In February 2024, an article explaining the site's policy regarding the use of content derived from generative artificial intelligence tools (GenAI) was added to the Help center pages of every Stack Exchange site. This policy covers both answers and questions that use GenAI content. As explained on Meta Stack Exchange Proposed changes to Help Center articles to include mention of AI-generated content policy, sites were given the option of banning all such content, or of permitting the use of some GenAI content, if it's properly attributed. Moderators can customise this Help center article, if desired.
Previous discussions here on Physics meta made it quite clear that our community is generally not in favour of GenAI content. The main pages containing these discussions are Please don't use computer-generated text for questions or answers on Physics and Physics.SE remains a site by humans, for humans. Also see If I see a question mentioning an AI as the source, should I modify it?.
Here's the link to that Help centre article:
What is this site’s policy on content generated by generative artificial intelligence tools?
It commences:
Generative artificial intelligence (a.k.a. GPT, LLM, generative AI, genAI) tools can be used to generate content for Physics Stack Exchange, but this content must be properly referenced as per our guidance
I must admit that I was quite surprised when I first discovered that Help page. In light of the previous discussions, I assumed that Physics.SE would opt for the "No GenAI" version of that Help page. I suspect that many members of our community also assume that GenAI content is not permitted here, or is at least strongly discouraged.
It's well-known that Stack Overflow does not permit answers derived from GenAI. The meta SO page Policy: Generative AI (e.g., ChatGPT) is banned has over 1.4 million views. However, even on SO questions arising from GenAI interactions are not necessarily banned. See Should we flag human-written questions that use code generated by ChatGPT?. That answer was written by Martijn Pieters when he was still a moderator. Admittedly, Martijn's answer generated some controversy...
Stack Overflow was the first site in the network to implement and enforce a GenAI policy. Within days of the release of ChatGPT, people started posting GenAI answers on SO, often without checking the validity of those answers. Within a week, the site was getting flooded with such content, and the moderators there needed to act quickly. An outright ban seemed like the only practical solution.

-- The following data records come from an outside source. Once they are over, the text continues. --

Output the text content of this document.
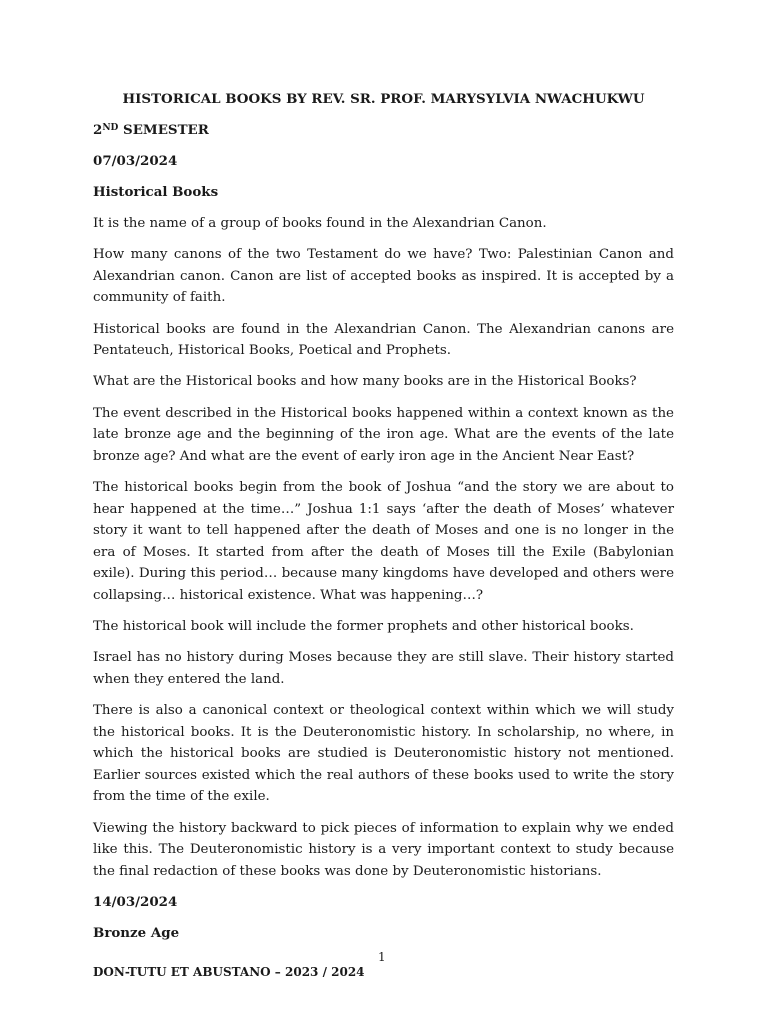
HISTORICAL BOOKS BY REV. SR. PROF. MARYSYLVIA NWACHUKWU
2ND SEMESTER
07/03/2024
Historical Books

It is the name of a group of books found in the Alexandrian Canon.

How many canons of the two Testament do we have? Two: Palestinian Canon and Alexandrian canon. Canon are list of accepted books as inspired. It is accepted by a community of faith.

Historical books are found in the Alexandrian Canon. The Alexandrian canons are Pentateuch, Historical Books, Poetical and Prophets.

What are the Historical books and how many books are in the Historical Books?

The event described in the Historical books happened within a context known as the late bronze age and the beginning of the iron age. What are the events of the late bronze age? And what are the event of early iron age in the Ancient Near East?

The historical books begin from the book of Joshua “and the story we are about to hear happened at the time…” Joshua 1:1 says ‘after the death of Moses’ whatever story it want to tell happened after the death of Moses and one is no longer in the era of Moses. It started from after the death of Moses till the Exile (Babylonian exile). During this period… because many kingdoms have developed and others were collapsing… historical existence. What was happening…?

The historical book will include the former prophets and other historical books.

Israel has no history during Moses because they are still slave. Their history started when they entered the land.

There is also a canonical context or theological context within which we will study the historical books. It is the Deuteronomistic history. In scholarship, no where, in which the historical books are studied is Deuteronomistic history not mentioned. Earlier sources existed which the real authors of these books used to write the story from the time of the exile.

Viewing the history backward to pick pieces of information to explain why we ended like this. The Deuteronomistic history is a very important context to study because the final redaction of these books was done by Deuteronomistic historians.

14/03/2024
Bronze Age
1
DON-TUTU ET ABUSTANO – 2023 / 2024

Our policy here on Physics.SE has taken a somewhat different approach. We haven't been flooded with GenAI content, and our moderators felt that we don't need to ban content purely on the grounds that it was produced using GenAI. Instead, we can simply judge such content on its own merits. A good Physics.SE answer must support the statements it makes. We expect content here to cite trustworthy references, and to give proper attribution to all material created by others. Current GenAI tools have been trained on vast bodies of text, but they don't actually "remember" the sources of the words they regurgitate. They simply produce sequences of tokens that are statistically consistent with the token sequences in the training data. (Some recent tools do attempt to give references, but they're basically just guesswork. They simply do a search through Web data looking for a near match to the token sequence they just generated).
GenAI tools function by transforming token sequences. They don't contain a mechanism for verifying the truthfulness or logical consistency of those sequences. And they certainly don't attempt to directly model physics. They can produce text that may appear reasonable at first glance, but which falls apart under expert analysis.
Under our current policy, we don't need to ban such text merely because it comes from GenAI: we can reject it simply because it's low quality. It states alleged facts with no support. And any factual statements that it does manage to generate do not cite their origins.
Is this policy adequate? Or should we have a stricter "no GenAI" policy?
We don't actually get many GenAI answers on this site. And people posting such answers often add valid references to them, or at least Wikipedia links which cite valid references.
However, we occasionally get questions that mention the use of GenAI. Typically, the OP asked a GenAI their question, and they're asking us to verify the GenAI answer. Or the answer they got was just confusing, and they want us to explain it. Should we permit such questions?
I'm happy to help clear up misconceptions that people have regarding physics, no matter how they arose. On the other hand, I have zero desire to explain why a LLM may have concocted some piece of nonsense.
Is our current GenAI policy Help page adequate? Does it need any amendments? Or should we opt for a strict "no GenAI" page? Should we permit questions that mention the use of GenAI? If so, should there be any restrictions on the form of those questions?